La habitación estaba
iluminada por fluorescentes blancos que daban la sensación de limpieza. Olía a una
mezcla de creso y Pinesol. Hacía frío. Sobre el escritorio del médico había
varios fólderes, documentos, libros de medicina, un teléfono y al lado de este un
portarretratos hecho con coloridos palitos de chupete. De su lámpara movible
colgaba un zapatito blanco.
—Bueno, me vas a tener que
ayudar —me dijo sonriendo, con confianza— porque si llamo a una enfermera les
va a costar doscientos soles más… y no creo que tengan.
No dije nada, solo asentí
ligeramente. El médico acercó a los pies de la camilla una mesa pequeña donde
tenía desplegados una serie de instrumentos que me recordaron aquella escena
donde el verdugo le muestra a William Wallace las herramientas con las que lo
torturaría hasta la muerte, a menos que pidiera perdón al rey. William Wallace,
el hombre que por amor a su mujer asesinada había liderado la rebelión más
grande de Escocia y acabado con un reino de siete clanes, se hubiera
avergonzado de mí. El médico cogió algo parecido a un pico de pato, de metal, y
lo introdujo en la vagina de Vicky, que seguía sedada con la boca entreabierta,
y luego lo abrió. Cogió entonces algo parecido a un lápiz de cuyo extremo salía
un pequeño gancho, y lo metió con fuerza. Escuché el sonido que hizo la matriz
al abrirse con el impacto. Repitió el movimiento, el mismo golpe, varias veces.
Sentí cómo se me encogían los testículos. Entonces la sangre empezó a salir.
“Trae esa riñonera” me dijo. En su frente asomaban pequeñas gotas de sudor que
brillaban con la luz de los fluorescentes. Mecánicamente me puse de pie, tomé
la riñonera y me volví a sentar. “No, huevón —me dijo— tráela acá y ponla
debajo de sus nalgas, que no llegue la sangre al piso”. Avancé y lo hice.

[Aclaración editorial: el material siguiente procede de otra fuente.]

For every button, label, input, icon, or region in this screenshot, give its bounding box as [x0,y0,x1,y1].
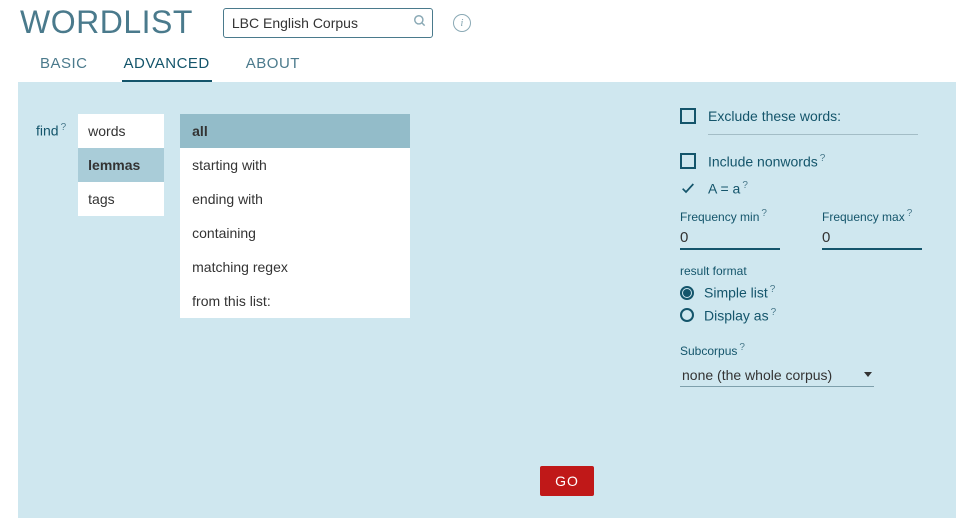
find-group-list: words lemmas tags [78,114,164,216]
help-icon[interactable]: ? [770,284,776,295]
radio-display-as[interactable] [680,308,694,322]
filter-from-list[interactable]: from this list: [180,284,410,318]
result-format-label: result format [680,264,950,278]
filter-all[interactable]: all [180,114,410,148]
filter-containing[interactable]: containing [180,216,410,250]
tab-advanced[interactable]: ADVANCED [122,49,212,82]
freq-min-label: Frequency min? [680,208,788,224]
page-title: WORDLIST [20,4,193,41]
help-icon[interactable]: ? [820,153,826,164]
subcorpus-label: Subcorpus? [680,342,950,358]
freq-max-input[interactable] [822,224,922,250]
tab-basic[interactable]: BASIC [38,49,90,82]
panel: find? words lemmas tags all starting wit… [18,82,956,518]
filter-matching-regex[interactable]: matching regex [180,250,410,284]
find-group-lemmas[interactable]: lemmas [78,148,164,182]
divider [708,134,918,135]
go-button[interactable]: GO [540,466,594,496]
radio-display-as-label: Display as? [704,307,776,324]
search-icon[interactable] [413,14,427,31]
nonwords-label: Include nonwords? [708,153,825,170]
filter-ending-with[interactable]: ending with [180,182,410,216]
tab-about[interactable]: ABOUT [244,49,302,82]
find-group-tags[interactable]: tags [78,182,164,216]
help-icon[interactable]: ? [61,122,67,133]
subcorpus-value: none (the whole corpus) [682,367,832,383]
corpus-field[interactable] [223,8,433,38]
chevron-down-icon [864,372,872,377]
subcorpus-select[interactable]: none (the whole corpus) [680,364,874,387]
freq-max-label: Frequency max? [822,208,930,224]
find-group-words[interactable]: words [78,114,164,148]
filter-option-list: all starting with ending with containing… [180,114,410,318]
tabs: BASIC ADVANCED ABOUT [0,43,964,82]
filter-starting-with[interactable]: starting with [180,148,410,182]
case-label: A = a? [708,180,748,197]
case-checkbox[interactable] [680,180,696,196]
corpus-input[interactable] [232,15,413,31]
exclude-checkbox[interactable] [680,108,696,124]
help-icon[interactable]: ? [771,307,777,318]
radio-simple-list[interactable] [680,286,694,300]
exclude-label: Exclude these words: [708,108,841,124]
help-icon[interactable]: ? [761,208,767,219]
find-label: find? [36,114,66,139]
nonwords-checkbox[interactable] [680,153,696,169]
help-icon[interactable]: ? [739,342,745,353]
info-icon[interactable]: i [453,14,471,32]
freq-min-input[interactable] [680,224,780,250]
radio-simple-list-label: Simple list? [704,284,775,301]
help-icon[interactable]: ? [742,180,748,191]
help-icon[interactable]: ? [907,208,913,219]
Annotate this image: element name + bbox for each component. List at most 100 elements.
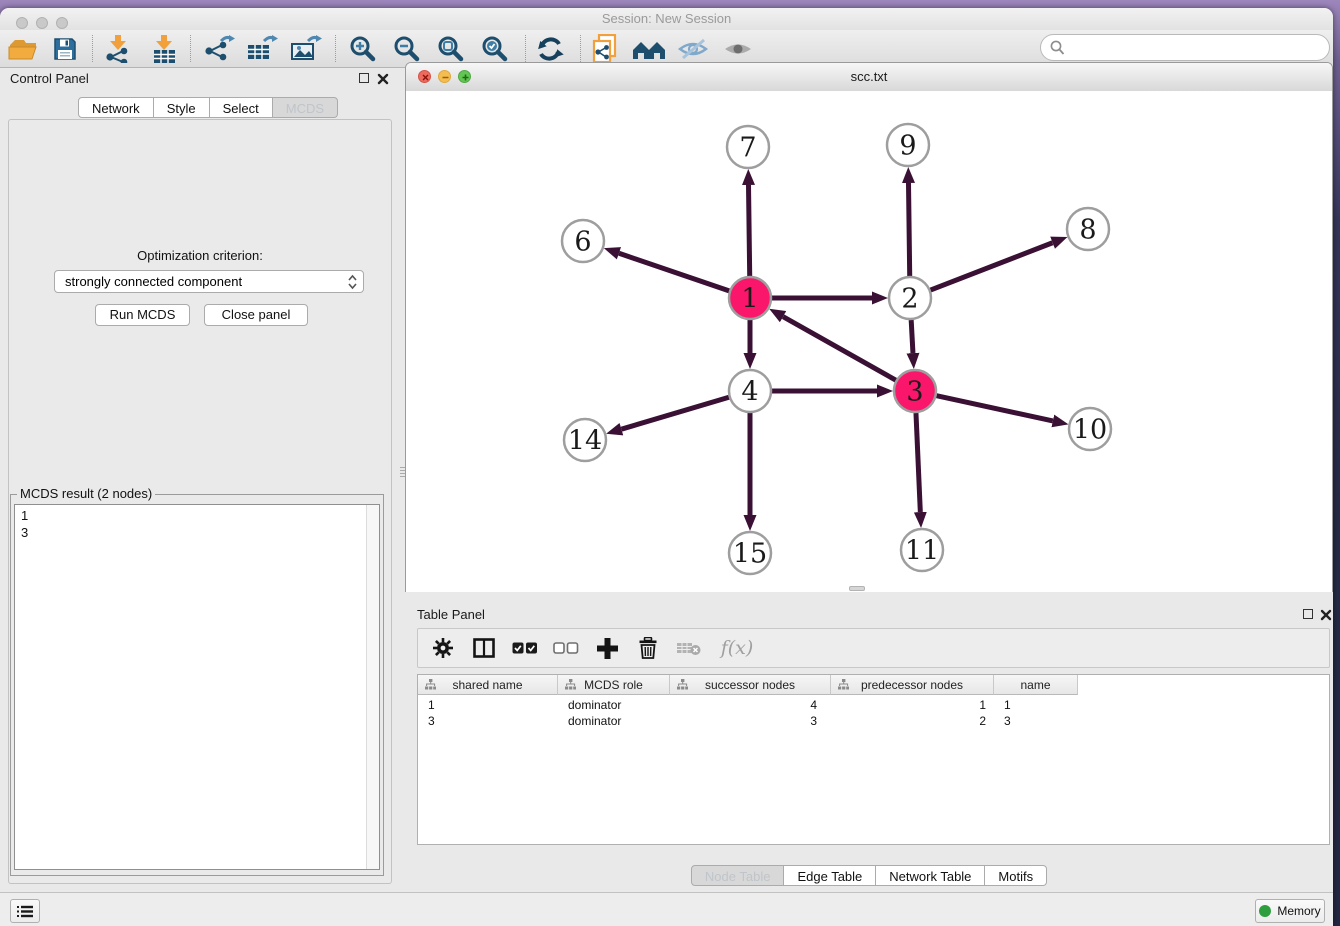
export-image-button[interactable] xyxy=(287,32,325,65)
column-header-shared-name[interactable]: shared name xyxy=(418,675,558,695)
save-session-button[interactable] xyxy=(46,32,84,65)
network-resize-grip[interactable] xyxy=(849,586,865,591)
gear-icon xyxy=(432,637,454,659)
import-network-button[interactable] xyxy=(99,32,137,65)
tab-network[interactable]: Network xyxy=(78,97,154,118)
mcds-result-text: 1 3 xyxy=(21,507,28,541)
zoom-in-button[interactable] xyxy=(344,32,382,65)
graph-node-14[interactable]: 14 xyxy=(564,419,606,461)
graph-edge-2-3[interactable] xyxy=(911,320,913,353)
criterion-dropdown[interactable]: strongly connected component xyxy=(54,270,364,293)
graph-node-11[interactable]: 11 xyxy=(901,529,943,571)
export-network-button[interactable] xyxy=(200,32,238,65)
tab-motifs[interactable]: Motifs xyxy=(985,865,1047,886)
checked-boxes-icon xyxy=(512,642,538,655)
graph-node-8[interactable]: 8 xyxy=(1067,208,1109,250)
open-session-button[interactable] xyxy=(4,32,42,65)
cell-predecessor-nodes[interactable]: 2 xyxy=(831,713,994,729)
graph-edge-1-6[interactable] xyxy=(619,253,729,291)
tab-select[interactable]: Select xyxy=(210,97,273,118)
control-panel-float-button[interactable] xyxy=(359,73,369,83)
graph-edge-3-1[interactable] xyxy=(783,317,896,381)
houses-button[interactable] xyxy=(630,32,668,65)
graph-node-6[interactable]: 6 xyxy=(562,220,604,262)
cell-predecessor-nodes[interactable]: 1 xyxy=(831,697,994,713)
zoom-selected-button[interactable] xyxy=(476,32,514,65)
cell-successor-nodes[interactable]: 4 xyxy=(670,697,831,713)
result-scrollbar[interactable] xyxy=(366,505,379,869)
mcds-result-title: MCDS result (2 nodes) xyxy=(17,486,155,501)
show-column-panel-button[interactable] xyxy=(471,635,497,661)
tab-mcds[interactable]: MCDS xyxy=(273,97,338,118)
cell-successor-nodes[interactable]: 3 xyxy=(670,713,831,729)
graph-edge-3-11[interactable] xyxy=(916,413,920,512)
graph-edge-2-8[interactable] xyxy=(931,243,1053,290)
function-builder-button[interactable]: f(x) xyxy=(717,635,757,661)
memory-button[interactable]: Memory xyxy=(1255,899,1325,923)
delete-table-button[interactable] xyxy=(676,635,702,661)
graph-node-1[interactable]: 1 xyxy=(729,277,771,319)
export-table-button[interactable] xyxy=(243,32,281,65)
cell-shared-name[interactable]: 3 xyxy=(418,713,558,729)
refresh-view-button[interactable] xyxy=(531,32,569,65)
table-toolbar: f(x) xyxy=(417,628,1330,668)
graph-edge-3-10[interactable] xyxy=(936,396,1052,421)
create-column-button[interactable] xyxy=(594,635,620,661)
run-mcds-button[interactable]: Run MCDS xyxy=(95,304,190,326)
network-window-titlebar[interactable]: scc.txt xyxy=(406,63,1332,92)
status-bar: Memory xyxy=(0,892,1333,926)
network-window: scc.txt 7 9 6 8 1 2 4 3 14 10 15 11 xyxy=(405,62,1333,592)
delete-table-icon xyxy=(676,639,702,657)
node-table[interactable]: shared name MCDS role successor nodes pr… xyxy=(417,674,1330,845)
table-settings-button[interactable] xyxy=(430,635,456,661)
table-panel-float-button[interactable] xyxy=(1303,609,1313,619)
tab-style[interactable]: Style xyxy=(154,97,210,118)
close-panel-button[interactable]: Close panel xyxy=(204,304,308,326)
zoom-fit-button[interactable] xyxy=(432,32,470,65)
column-header-predecessor-nodes[interactable]: predecessor nodes xyxy=(831,675,994,695)
cell-mcds-role[interactable]: dominator xyxy=(558,697,670,713)
graph-node-9[interactable]: 9 xyxy=(887,124,929,166)
tab-network-table[interactable]: Network Table xyxy=(876,865,985,886)
tab-node-table[interactable]: Node Table xyxy=(691,865,785,886)
unselect-all-button[interactable] xyxy=(553,635,579,661)
graph-node-label: 3 xyxy=(906,377,923,408)
zoom-in-icon xyxy=(349,35,377,63)
cell-name[interactable]: 1 xyxy=(994,697,1078,713)
graph-node-10[interactable]: 10 xyxy=(1069,408,1111,450)
control-panel-close-button[interactable] xyxy=(377,72,389,84)
hide-details-button[interactable] xyxy=(674,32,712,65)
memory-status-icon xyxy=(1259,905,1271,917)
network-graph[interactable]: 7 9 6 8 1 2 4 3 14 10 15 11 xyxy=(406,91,1332,592)
task-history-button[interactable] xyxy=(10,899,40,923)
table-panel-close-button[interactable] xyxy=(1320,608,1332,620)
graph-node-7[interactable]: 7 xyxy=(727,126,769,168)
graph-edge-1-7[interactable] xyxy=(749,185,750,276)
graph-node-15[interactable]: 15 xyxy=(729,532,771,574)
network-canvas[interactable]: 7 9 6 8 1 2 4 3 14 10 15 11 xyxy=(406,91,1332,592)
column-header-name[interactable]: name xyxy=(994,675,1078,695)
show-details-button[interactable] xyxy=(719,32,757,65)
graph-node-4[interactable]: 4 xyxy=(729,370,771,412)
zoom-out-button[interactable] xyxy=(388,32,426,65)
graph-node-2[interactable]: 2 xyxy=(889,277,931,319)
search-input[interactable] xyxy=(1069,37,1323,59)
tab-edge-table[interactable]: Edge Table xyxy=(784,865,876,886)
network-title: scc.txt xyxy=(406,69,1332,84)
column-header-successor-nodes[interactable]: successor nodes xyxy=(670,675,831,695)
cell-shared-name[interactable]: 1 xyxy=(418,697,558,713)
trash-icon xyxy=(638,637,658,659)
mcds-result-box[interactable]: 1 3 xyxy=(14,504,380,870)
select-all-button[interactable] xyxy=(512,635,538,661)
cell-name[interactable]: 3 xyxy=(994,713,1078,729)
duplicate-network-button[interactable] xyxy=(586,32,624,65)
import-table-button[interactable] xyxy=(145,32,183,65)
column-header-mcds-role[interactable]: MCDS role xyxy=(558,675,670,695)
graph-edge-2-9[interactable] xyxy=(908,183,909,276)
cell-mcds-role[interactable]: dominator xyxy=(558,713,670,729)
zoom-selected-icon xyxy=(481,35,509,63)
graph-edge-4-14[interactable] xyxy=(621,397,728,429)
delete-column-button[interactable] xyxy=(635,635,661,661)
graph-node-3[interactable]: 3 xyxy=(894,370,936,412)
table-panel: Table Panel xyxy=(405,592,1333,892)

Me
quedé ahí, de pie, cuando volvió a meter el gancho y empezó a moverlo en
círculos. Luego metió algo parecido a una espátula muy chiquita y empezó a
arrastrar lo que había adentro, como si limpiara un pequeño horno. Entonces lo vi,
esa forma larval, casi como una media luna del tamaño de un dedo índice, cayendo
en la riñonera blanca donde se iba acumulando la sangre, pero entonces el
médico puso la riñonera sobre la mesa, cogió una tijera y lo cortó en dos.
Luego me la alcanzó con los restos y me dijo “Tíralo al guáter, no te olvides
jalar la palanca”.
Estiré mis manos heladas e
hice lo que indicó. El baño, a diferencia de la habitación donde dormía Vicky,
era un asco. Las paredes tenían la pintura levantada por el salitre y olía muy
fuerte a humedad. Un foco alumbraba pobremente ese espacio donde además habían
amontonado trapeadores y escobas. El espejo, lleno de óxido en sus esquinas, me
devolvió una imagen triste. Antes de jalar la palanca me quedé mirando el fondo
del guáter con el agua roja y los pedazos de nuestro hijo. En un momento creo
que se movieron. Salí del baño temblando, helado. Me senté nuevamente frente a
ella, que ya estaba sin el pico de pato de metal en su cuerpo. Sus piernas
descansaban sobre la camilla pero tenía los muslos manchados de sangre. “Va a
dormir una hora más —dijo el médico— cuando despierte que se vista y listo, que
no coma nada picante ni muy pesado, una sopita está bien. Que tome las
pastillas que le dará la secretaria. No creo que haya infección. Eso sería
todo”. Y salió de la habitación. Me quedé ahí, de pie, solo, con ella que
dormía sobre la camilla, semidesnuda, aún tenía en sus mejillas la marca de sus
lágrimas. Le acaricié los cabellos y besé su frente. No era mi cuerpo el que
estaba ahí pero también me había dolido el golpe, cada golpe, de una forma que
aún no olvido. Cogí un paquete de pañitos húmedos que habíamos comprado en la
farmacia y empecé a limpiarla con mucho cuidado.
Cuando despertó y mientras
se vestía, me preguntó si había visto todo, le dolía el cuerpo como si la
hubieran apaleado. Le dije que no, que había esperado afuera. Cuando por fin
pudo ponerse de pie la abracé muy fuerte y fuimos a tomar una sopa caliente en
un restaurante de la plaza Bolognesi mientras moría la tarde. En el bus que nos
llevó a su casa escuchamos por la radio el estribillo de una canción que
habíamos oído cuando niños: chicos y
chicas van cantando / llenos de fe-li-ci-dad.
/ Más la ciudad sin ti / está solitaria…
Y comenzamos a llorar.
* Del libro inédito Todos los muertos de mi felicidad. Derechos autorizados para Lima Gris 19.